Road to High & Low (2016): 6 out of 10: is a unique cinematic experience that slowly but surely grows on you. Admittedly, the first 15 to 20 minutes feel like you’re watching a live-action video game, but once the initial exposition settles, the film’s charms reveal themselves.
The Good: Road to High & Low revolves around five stylish gangs, each vying for supremacy. The entire film is essentially an introduction to these gangs and their respective adversaries. In the midst of it all, there are highly coordinated, extremely well-filmed fight scenes that are reminiscent of the fluid, rotating camera work found in John Wick.
There’s a certain appeal to the aesthetics, with numerous attractive shots showcasing the magic hour light, and a plethora of “hardened” gang members who look like they’ve stepped right out of men’s magazines. (Of course, they are only gang members because they live in poverty and have been abandoned by society as a whole. They also drive hundred thousand dollar vehicles and wear matching outfits straight off the runway.)
Though I’ve never been to Tokyo, the film’s portrayal of the city as a desolate wasteland filled with graffiti and roaming gangs seems like an unlikely representation. More Akira than reality. However, I’m willing to suspend my disbelief for the sake of the story. One aspect that might raise eyebrows is the homoerotic undertones present throughout the movie, with the gang members often appearing more inclined to kiss than fight.
The film is male-dominated, with few female characters and most of the men showing little interest in the opposite sex. The soundtrack is a highlight, providing a fitting backdrop to the intense action scenes.

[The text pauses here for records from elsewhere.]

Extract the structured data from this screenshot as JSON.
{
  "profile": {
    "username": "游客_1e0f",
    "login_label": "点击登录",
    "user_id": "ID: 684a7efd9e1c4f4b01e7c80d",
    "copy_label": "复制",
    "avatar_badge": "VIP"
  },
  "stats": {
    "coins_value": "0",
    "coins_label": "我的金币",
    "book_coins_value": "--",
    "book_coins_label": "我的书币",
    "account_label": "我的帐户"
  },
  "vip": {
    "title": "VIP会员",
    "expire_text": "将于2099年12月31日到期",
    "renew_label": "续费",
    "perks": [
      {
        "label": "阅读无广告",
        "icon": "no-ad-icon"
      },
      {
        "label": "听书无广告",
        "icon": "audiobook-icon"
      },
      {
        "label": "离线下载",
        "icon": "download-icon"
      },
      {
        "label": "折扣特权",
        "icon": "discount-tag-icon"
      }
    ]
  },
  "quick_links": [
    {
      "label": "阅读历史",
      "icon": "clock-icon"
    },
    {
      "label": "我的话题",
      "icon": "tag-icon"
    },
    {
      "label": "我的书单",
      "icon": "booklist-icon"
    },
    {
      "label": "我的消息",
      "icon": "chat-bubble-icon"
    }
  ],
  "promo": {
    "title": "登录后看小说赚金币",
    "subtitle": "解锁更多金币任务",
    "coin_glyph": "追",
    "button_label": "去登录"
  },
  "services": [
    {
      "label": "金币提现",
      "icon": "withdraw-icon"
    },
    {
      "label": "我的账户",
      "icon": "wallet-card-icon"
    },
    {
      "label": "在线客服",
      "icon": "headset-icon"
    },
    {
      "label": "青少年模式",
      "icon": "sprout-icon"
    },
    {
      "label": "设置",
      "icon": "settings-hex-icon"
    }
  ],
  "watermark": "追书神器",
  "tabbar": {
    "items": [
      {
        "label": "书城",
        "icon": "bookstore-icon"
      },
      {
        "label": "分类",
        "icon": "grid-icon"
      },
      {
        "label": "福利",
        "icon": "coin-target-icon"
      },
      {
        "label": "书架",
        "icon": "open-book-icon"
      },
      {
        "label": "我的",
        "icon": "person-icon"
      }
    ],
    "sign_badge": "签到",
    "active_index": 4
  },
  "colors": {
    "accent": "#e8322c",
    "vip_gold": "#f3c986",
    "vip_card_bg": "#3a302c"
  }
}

My favorite gang was the White Rascal, who protects fallen or abused women. They boast the best look among the groups clad all in white and seem to be the only gang not living in a post-apocalyptic wasteland. They apparently not just protect woman but teach them useful skills such as pole dancing.

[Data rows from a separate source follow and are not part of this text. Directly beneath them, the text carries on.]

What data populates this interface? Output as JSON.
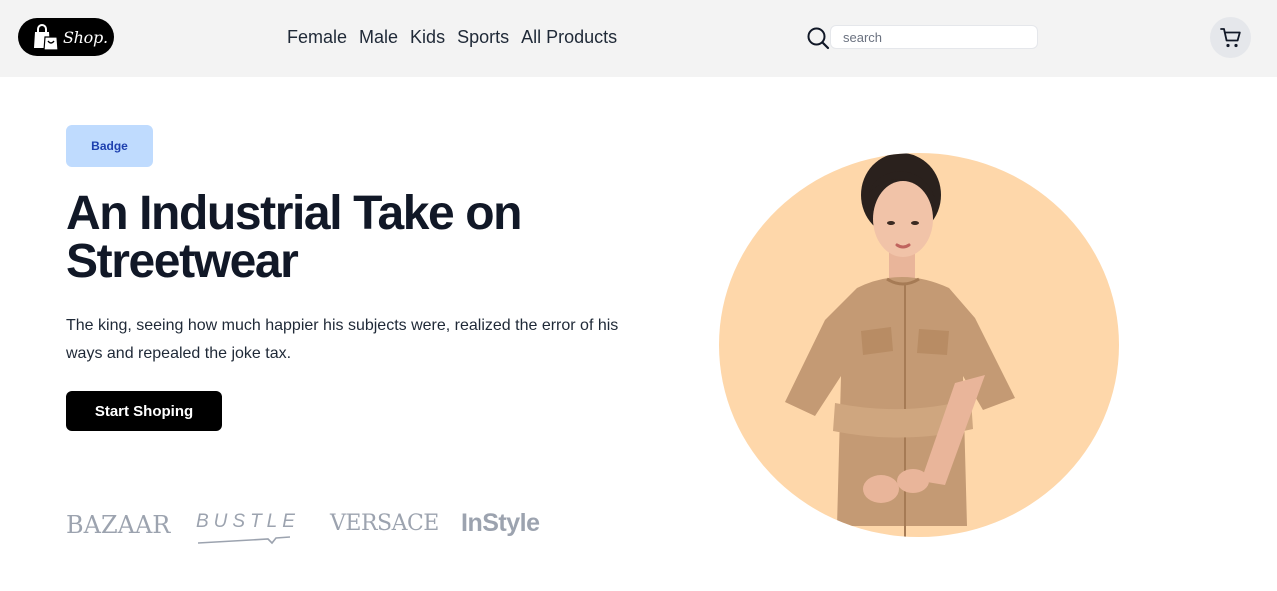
{
  "header": {
    "logo_text": "Shop.",
    "nav": [
      "Female",
      "Male",
      "Kids",
      "Sports",
      "All Products"
    ],
    "search_placeholder": "search"
  },
  "hero": {
    "badge": "Badge",
    "title": "An Industrial Take on Streetwear",
    "description": "The king, seeing how much happier his subjects were, realized the error of his ways and repealed the joke tax.",
    "cta_label": "Start Shoping"
  },
  "brands": [
    "BAZAAR",
    "BUSTLE",
    "VERSACE",
    "InStyle"
  ],
  "colors": {
    "header_bg": "#f3f3f3",
    "badge_bg": "#bfdbfe",
    "badge_text": "#1e40af",
    "hero_circle": "#fed7aa",
    "cta_bg": "#000000"
  },
  "icons": [
    "shopping-bag-icon",
    "search-icon",
    "cart-icon"
  ]
}
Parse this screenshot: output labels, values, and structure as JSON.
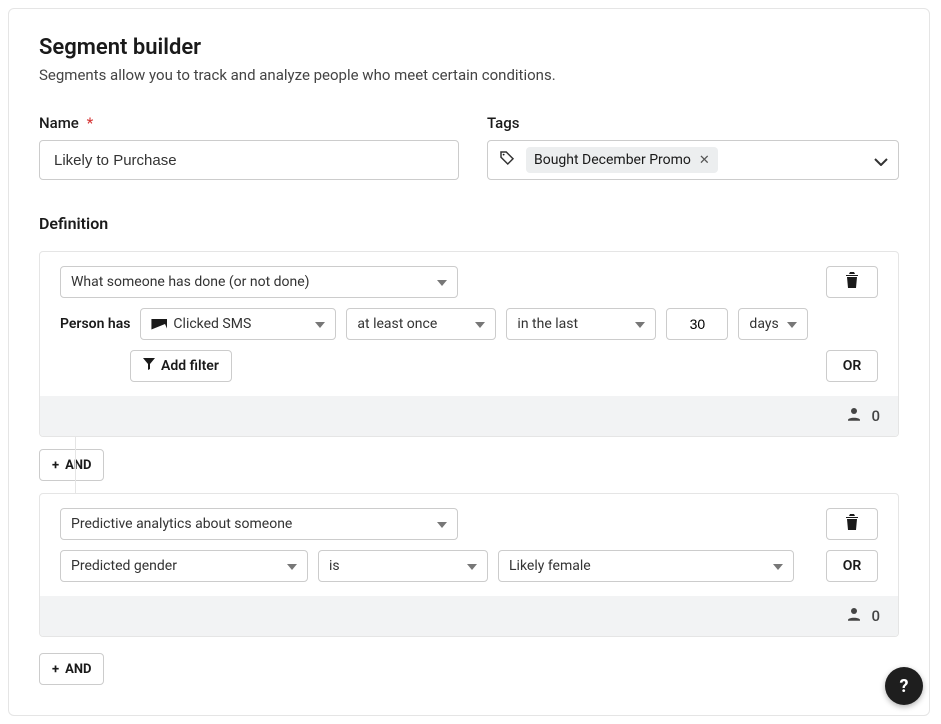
{
  "header": {
    "title": "Segment builder",
    "subtitle": "Segments allow you to track and analyze people who meet certain conditions."
  },
  "fields": {
    "name_label": "Name",
    "required_marker": "*",
    "name_value": "Likely to Purchase",
    "tags_label": "Tags",
    "tag_chip": "Bought December Promo"
  },
  "definition": {
    "heading": "Definition",
    "block1": {
      "condition_type": "What someone has done (or not done)",
      "person_has_label": "Person has",
      "metric": "Clicked SMS",
      "frequency": "at least once",
      "timeframe": "in the last",
      "number": "30",
      "unit": "days",
      "add_filter": "Add filter",
      "or_label": "OR",
      "count": "0"
    },
    "and_pill_1": "AND",
    "block2": {
      "condition_type": "Predictive analytics about someone",
      "dimension": "Predicted gender",
      "operator": "is",
      "value": "Likely female",
      "or_label": "OR",
      "count": "0"
    },
    "and_pill_2": "AND"
  },
  "help": {
    "label": "?"
  }
}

The Bad: Per Wikipedia “The High&Low franchise started in 2015 with a television drama High&Low: The Story of S.W.O.R.D., which was broadcast in October. One of its slogans was that every character in the franchise was a leading character.” Well, that slogan is accurate. You have five main gangs making up S.W.O.R.D., a Yakuza gang trying to take over the territory, a pair of twins that are their own gang plus other characters. Outside of the twins, each gang has at least five main characters all colorfully introduced. And of course, sometimes characters end up belonging to more than one gang throughout the story.
The experience is not unlike watching a Neo-Tokyo version of the musical Cats where almost the entire movie is introductions and then one gang member is elected the Jellico Bōsōzoku or something and the movie ends.

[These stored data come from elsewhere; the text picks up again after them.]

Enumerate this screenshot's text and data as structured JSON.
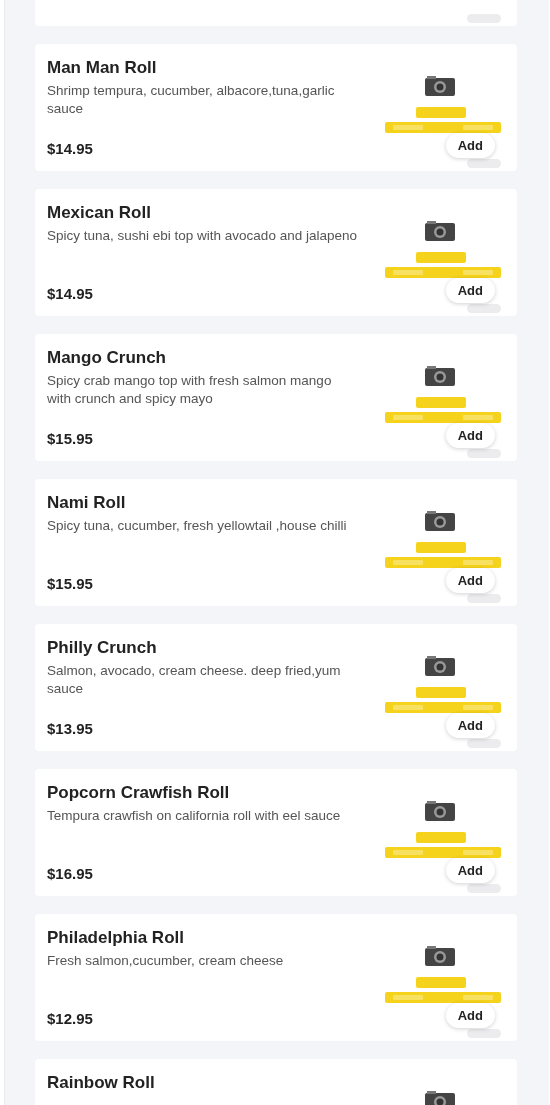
{
  "menu_items": [
    {
      "has_pill": true
    },
    {
      "name": "Man Man Roll",
      "description": "Shrimp tempura, cucumber, albacore,tuna,garlic sauce",
      "price": "$14.95",
      "add_label": "Add",
      "has_pill": true
    },
    {
      "name": "Mexican Roll",
      "description": "Spicy tuna, sushi ebi top with avocado and jalapeno",
      "price": "$14.95",
      "add_label": "Add",
      "has_pill": true
    },
    {
      "name": "Mango Crunch",
      "description": "Spicy crab mango top with fresh salmon mango with crunch and spicy mayo",
      "price": "$15.95",
      "add_label": "Add",
      "has_pill": true
    },
    {
      "name": "Nami Roll",
      "description": "Spicy tuna, cucumber, fresh yellowtail ,house chilli",
      "price": "$15.95",
      "add_label": "Add",
      "has_pill": true
    },
    {
      "name": "Philly Crunch",
      "description": "Salmon, avocado, cream cheese. deep fried,yum sauce",
      "price": "$13.95",
      "add_label": "Add",
      "has_pill": true
    },
    {
      "name": "Popcorn Crawfish Roll",
      "description": "Tempura crawfish on california roll with eel sauce",
      "price": "$16.95",
      "add_label": "Add",
      "has_pill": true
    },
    {
      "name": "Philadelphia Roll",
      "description": "Fresh salmon,cucumber, cream cheese",
      "price": "$12.95",
      "add_label": "Add",
      "has_pill": true
    },
    {
      "name": "Rainbow Roll",
      "image": {
        "kind": "camera"
      }
    }
  ]
}
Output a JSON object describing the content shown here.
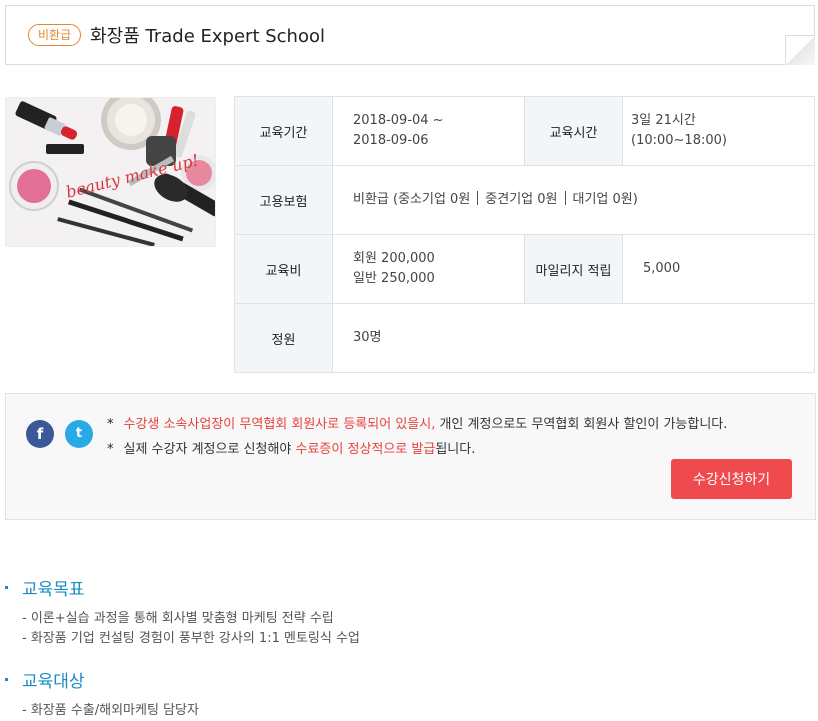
{
  "header": {
    "badge": "비환급",
    "title": "화장품 Trade Expert School"
  },
  "image": {
    "alt": "beauty make up cosmetics",
    "script_text": "beauty make up!"
  },
  "info": {
    "period_label": "교육기간",
    "period_line1": "2018-09-04 ~",
    "period_line2": "2018-09-06",
    "time_label": "교육시간",
    "time_line1": "3일 21시간",
    "time_line2": "(10:00~18:00)",
    "insurance_label": "고용보험",
    "insurance_a": "비환급 (중소기업 0원",
    "insurance_b": "중견기업 0원",
    "insurance_c": "대기업 0원)",
    "fee_label": "교육비",
    "fee_member": "회원 200,000",
    "fee_general": "일반 250,000",
    "mileage_label": "마일리지 적립",
    "mileage_value": "5,000",
    "capacity_label": "정원",
    "capacity_value": "30명"
  },
  "notice": {
    "star": "*",
    "line1_red": "수강생 소속사업장이 무역협회 회원사로 등록되어 있을시,",
    "line1_rest": " 개인 계정으로도 무역협회 회원사 할인이 가능합니다.",
    "line2_a": "실제 수강자 계정으로 신청해야 ",
    "line2_red": "수료증이 정상적으로 발급",
    "line2_b": "됩니다.",
    "facebook_glyph": "f",
    "twitter_glyph": "t",
    "apply_label": "수강신청하기"
  },
  "sections": {
    "goal_title": "교육목표",
    "goal_items": [
      "- 이론+실습 과정을 통해 회사별 맞춤형 마케팅 전략 수립",
      "- 화장품 기업 컨설팅 경험이 풍부한 강사의 1:1 멘토링식 수업"
    ],
    "target_title": "교육대상",
    "target_items": [
      "- 화장품 수출/해외마케팅 담당자"
    ]
  },
  "colors": {
    "badge": "#e3872f",
    "accent_red": "#e8413e",
    "button": "#ef4b4f",
    "section_blue": "#1b8cc3",
    "facebook": "#3b5998",
    "twitter": "#29a9e6"
  }
}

The Ugly: The main plot comprises three latchkey children growing up in the slums and bonding. One studies to be a lawyer while the other two start one of the five gangs above. But they are friends to the end. There is a subplot where the one studying to be a lawyer meets a super shy girl in law school, then she is raped and humiliated during a study group and subsequently commits suicide and he beats up the rapists and goes to jail.
Now the plot twist itself is okay. But such a twist requires a bit more of a set-up and a bit more of… well everything else. I am not saying this has to be Death Wish II by any length of the imagination. But the combination of opaqueness and brevity turns what should be an emotional turning point of the movie into more of a what the hell was that all about? (It doesn’t help that the plot introduces another five new characters that are never seen again.)
If the love interest had been introduced earlier in the movie, it would have done wonders. In addition, since we have already had fifty or so criminals to memorize (admittedly color coded for our convenience) having one or more of them be the culprit would have also paid dividends. Last, much is made of his friendship with the founders of the main street gang. Why he didn’t mention to his gangland besties that his girlfriend was just brutally raped and humiliated to the point of suicide is a head scratcher.
In Conclusion: Overall, Road to High & Low is not a masterpiece, and I’m not eagerly awaiting the five or six sequels that reportedly exist. However, I must admit I enjoyed the time I spent with it. If you can make it past the initial exposition, there’s a story that slowly unfolds and some elements that work well. For fans of stylish gangs, well-filmed action sequences, and a decent soundtrack, Road to High & Low might just be worth a watch.